Back in hospital, Ira develops a special bond with Sophia, who reads Ruth’s letters to him. Sophia discovers that young Ruth (Oona Chaplin) and young Ira (Jack Huston) have lived a life that shares much in common with the challenges that she and Luke now face. Young Ruth loved Art and was independent, and Ira loved Ruth shyly and totally without question. Oona Chaplin and Jack Huston play the young lovers with tenderness, warmth, and spontaneity.

This is a film about two intertwining love stories, separated by experience and age. The contrast between the two stories is meaningful. The relationship between Ira and Ruth lives on in Ira’s recollections about what has happened, and the relationship between Luke and Sophia exists in promise and possibility, yet to be fulfilled. Ira’s memories give Luke and Sophia the strength to face the meaning of their attachment to each other. Ira’s is a love that has richly endured. “The Longest Ride” for Luke and Sophia lies obviously ahead.

The film is unashamedly romantic, and the movie is geared sentimentally to appeal strongly to teenagers. Both Luke and Sophia are driven to succeed and have ambition, but Eastwood (the son of Clint Eastwood) and Robertson act their parts well to demonstrate youthful vulnerability in facing difficult choices. It is Alda, however, who captures most tellingly the theme of enduring love. Ira is a central figure in the film, and in his role Alda is pivotal to the union of the two stories. Towards this end, under the direction of the film by George Tillman Jr., Alda develops Ira’s character very movingly.

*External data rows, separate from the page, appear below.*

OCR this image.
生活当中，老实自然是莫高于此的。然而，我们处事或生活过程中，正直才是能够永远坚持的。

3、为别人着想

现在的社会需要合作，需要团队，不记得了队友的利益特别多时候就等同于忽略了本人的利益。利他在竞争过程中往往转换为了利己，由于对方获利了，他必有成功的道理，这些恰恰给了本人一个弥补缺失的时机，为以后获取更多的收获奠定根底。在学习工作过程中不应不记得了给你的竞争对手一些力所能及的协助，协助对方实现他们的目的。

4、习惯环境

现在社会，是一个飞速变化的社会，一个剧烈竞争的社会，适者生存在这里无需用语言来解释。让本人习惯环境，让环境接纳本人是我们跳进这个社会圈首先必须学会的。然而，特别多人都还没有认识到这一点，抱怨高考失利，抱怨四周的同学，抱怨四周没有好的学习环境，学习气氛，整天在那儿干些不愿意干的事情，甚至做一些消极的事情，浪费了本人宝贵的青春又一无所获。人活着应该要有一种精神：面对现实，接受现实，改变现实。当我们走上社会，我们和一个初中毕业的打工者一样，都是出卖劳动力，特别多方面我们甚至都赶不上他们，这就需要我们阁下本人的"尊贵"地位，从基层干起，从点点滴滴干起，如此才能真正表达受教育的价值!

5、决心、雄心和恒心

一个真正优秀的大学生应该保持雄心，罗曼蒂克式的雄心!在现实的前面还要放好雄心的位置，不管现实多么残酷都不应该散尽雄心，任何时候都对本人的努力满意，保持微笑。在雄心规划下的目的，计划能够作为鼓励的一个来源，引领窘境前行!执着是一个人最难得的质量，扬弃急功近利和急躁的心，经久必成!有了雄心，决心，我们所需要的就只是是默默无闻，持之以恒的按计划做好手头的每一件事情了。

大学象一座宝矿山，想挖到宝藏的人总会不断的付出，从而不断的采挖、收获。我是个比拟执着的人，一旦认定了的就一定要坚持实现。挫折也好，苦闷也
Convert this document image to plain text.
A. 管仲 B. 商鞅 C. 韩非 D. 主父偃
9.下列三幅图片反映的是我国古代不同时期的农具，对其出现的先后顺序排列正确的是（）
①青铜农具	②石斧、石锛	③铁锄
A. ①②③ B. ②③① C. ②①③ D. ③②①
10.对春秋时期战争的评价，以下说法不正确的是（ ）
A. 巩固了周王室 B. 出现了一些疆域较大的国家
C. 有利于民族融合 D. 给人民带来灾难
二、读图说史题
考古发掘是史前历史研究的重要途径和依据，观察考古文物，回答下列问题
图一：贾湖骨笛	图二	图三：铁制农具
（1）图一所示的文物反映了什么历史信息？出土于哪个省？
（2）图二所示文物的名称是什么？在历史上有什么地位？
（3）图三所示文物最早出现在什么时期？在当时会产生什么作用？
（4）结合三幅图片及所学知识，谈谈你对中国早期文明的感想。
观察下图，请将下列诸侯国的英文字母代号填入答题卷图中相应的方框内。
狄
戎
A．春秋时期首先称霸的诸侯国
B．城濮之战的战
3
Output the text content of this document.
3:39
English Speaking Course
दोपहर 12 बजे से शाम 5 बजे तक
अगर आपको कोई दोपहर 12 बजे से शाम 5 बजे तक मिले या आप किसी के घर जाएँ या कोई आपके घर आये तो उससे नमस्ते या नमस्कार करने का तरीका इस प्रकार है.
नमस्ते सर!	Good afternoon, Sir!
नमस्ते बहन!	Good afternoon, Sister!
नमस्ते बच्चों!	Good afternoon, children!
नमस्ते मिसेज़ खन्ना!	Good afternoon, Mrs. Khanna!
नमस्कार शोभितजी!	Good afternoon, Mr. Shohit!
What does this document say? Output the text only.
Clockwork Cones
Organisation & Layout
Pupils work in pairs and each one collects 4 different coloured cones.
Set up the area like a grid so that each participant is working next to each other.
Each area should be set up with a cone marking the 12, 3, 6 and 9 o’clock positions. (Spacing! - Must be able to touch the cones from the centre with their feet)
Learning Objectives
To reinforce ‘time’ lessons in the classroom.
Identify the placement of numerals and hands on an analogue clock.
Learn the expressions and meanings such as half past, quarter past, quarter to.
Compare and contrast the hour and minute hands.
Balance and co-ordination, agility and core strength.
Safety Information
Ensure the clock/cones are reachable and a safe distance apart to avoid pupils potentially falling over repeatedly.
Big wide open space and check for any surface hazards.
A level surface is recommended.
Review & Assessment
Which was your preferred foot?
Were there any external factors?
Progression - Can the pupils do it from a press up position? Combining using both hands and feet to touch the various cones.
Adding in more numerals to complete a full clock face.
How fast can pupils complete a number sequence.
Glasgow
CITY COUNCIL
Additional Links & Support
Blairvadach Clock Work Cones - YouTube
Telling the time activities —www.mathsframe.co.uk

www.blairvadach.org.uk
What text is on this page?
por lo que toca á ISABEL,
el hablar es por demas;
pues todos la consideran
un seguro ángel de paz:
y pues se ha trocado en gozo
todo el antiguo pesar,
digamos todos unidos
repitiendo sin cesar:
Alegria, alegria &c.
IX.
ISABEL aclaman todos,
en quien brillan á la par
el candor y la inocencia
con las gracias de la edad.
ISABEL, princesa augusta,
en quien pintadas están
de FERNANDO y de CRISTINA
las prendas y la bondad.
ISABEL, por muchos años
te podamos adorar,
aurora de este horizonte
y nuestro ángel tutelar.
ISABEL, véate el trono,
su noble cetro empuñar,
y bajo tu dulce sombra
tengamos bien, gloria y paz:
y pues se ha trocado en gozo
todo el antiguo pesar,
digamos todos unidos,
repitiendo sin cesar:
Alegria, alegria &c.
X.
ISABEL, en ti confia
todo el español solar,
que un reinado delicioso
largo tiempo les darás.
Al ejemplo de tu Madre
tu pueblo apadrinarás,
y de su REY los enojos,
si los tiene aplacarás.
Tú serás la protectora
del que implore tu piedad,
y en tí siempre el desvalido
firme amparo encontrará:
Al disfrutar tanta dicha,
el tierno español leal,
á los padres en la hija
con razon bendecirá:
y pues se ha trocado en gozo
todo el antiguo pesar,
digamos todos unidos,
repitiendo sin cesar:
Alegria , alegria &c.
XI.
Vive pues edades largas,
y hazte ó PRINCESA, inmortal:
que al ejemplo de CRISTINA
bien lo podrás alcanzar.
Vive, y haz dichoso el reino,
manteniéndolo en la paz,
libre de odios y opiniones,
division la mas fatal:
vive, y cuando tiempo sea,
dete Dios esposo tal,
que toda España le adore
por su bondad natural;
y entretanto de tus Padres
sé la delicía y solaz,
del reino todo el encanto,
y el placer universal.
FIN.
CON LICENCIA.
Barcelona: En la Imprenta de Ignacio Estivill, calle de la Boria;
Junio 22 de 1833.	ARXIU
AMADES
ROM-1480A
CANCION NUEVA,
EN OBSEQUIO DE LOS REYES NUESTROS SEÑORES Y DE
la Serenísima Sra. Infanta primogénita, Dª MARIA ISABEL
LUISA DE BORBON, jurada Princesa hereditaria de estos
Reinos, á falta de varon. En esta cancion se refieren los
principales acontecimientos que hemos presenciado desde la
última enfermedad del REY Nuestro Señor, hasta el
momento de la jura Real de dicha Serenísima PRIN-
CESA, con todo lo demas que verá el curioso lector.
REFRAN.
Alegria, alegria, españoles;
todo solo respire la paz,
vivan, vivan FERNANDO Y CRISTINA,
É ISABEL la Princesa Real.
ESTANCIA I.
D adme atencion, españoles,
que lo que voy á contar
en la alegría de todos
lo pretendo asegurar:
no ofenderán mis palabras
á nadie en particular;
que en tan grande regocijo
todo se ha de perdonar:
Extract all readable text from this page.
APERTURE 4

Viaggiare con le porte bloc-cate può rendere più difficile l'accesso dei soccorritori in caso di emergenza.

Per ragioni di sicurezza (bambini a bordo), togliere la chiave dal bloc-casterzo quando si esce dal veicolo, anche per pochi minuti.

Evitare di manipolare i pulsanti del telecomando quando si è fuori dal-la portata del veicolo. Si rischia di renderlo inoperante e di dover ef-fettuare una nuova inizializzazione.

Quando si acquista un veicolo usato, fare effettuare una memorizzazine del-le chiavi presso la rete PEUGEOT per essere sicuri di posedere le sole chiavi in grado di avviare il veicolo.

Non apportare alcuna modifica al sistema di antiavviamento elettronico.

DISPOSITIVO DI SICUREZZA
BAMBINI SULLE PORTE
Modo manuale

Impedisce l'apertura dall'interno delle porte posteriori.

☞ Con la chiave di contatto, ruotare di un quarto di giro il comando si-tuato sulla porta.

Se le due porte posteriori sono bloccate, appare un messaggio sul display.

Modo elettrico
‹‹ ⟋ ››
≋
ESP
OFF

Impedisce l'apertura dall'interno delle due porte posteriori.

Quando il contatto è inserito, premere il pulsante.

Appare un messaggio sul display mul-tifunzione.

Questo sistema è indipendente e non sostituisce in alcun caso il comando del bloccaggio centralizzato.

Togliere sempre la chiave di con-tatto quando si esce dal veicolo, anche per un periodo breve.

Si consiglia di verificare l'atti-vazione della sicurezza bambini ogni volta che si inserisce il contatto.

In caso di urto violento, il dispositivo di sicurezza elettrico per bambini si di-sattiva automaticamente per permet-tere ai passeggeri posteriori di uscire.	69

This is sentimental, romantic cinema that is photographed and costumed well, and which communicates strong, positive messages about the meaning of enduring love and the personal sacrifices needed over time to sustain it. The film aims to inspire, and its capacity to do that resides heavily in the nature of its messages.

The film captures the popular pull of the romantic genre, often displayed on the Hollywood cinema screen. The formulaic principles are relatively clear-cut: Love must be pursued at all costs, a crisis will occur to precipitate a break-up, and there must be a happy ending. In all these ways, this film provides solidly escapist romantic-fare. It is a romantic tale about one love that has journeyed over time and matured along life’s path, and another love that travels a similar path more impulsively. The film also echoes sentimentally a much feted dictum of attachment that reflects a third aspect of the romantic genre in film, and which motivated Ira in the way he chose to express the memory of his love for Ruth: “the chance of life together was (always) greater than the risk of being apart”.

All told, this is an entertaining movie that tugs very predictably at the heartstrings, but in a surprisingly effective way.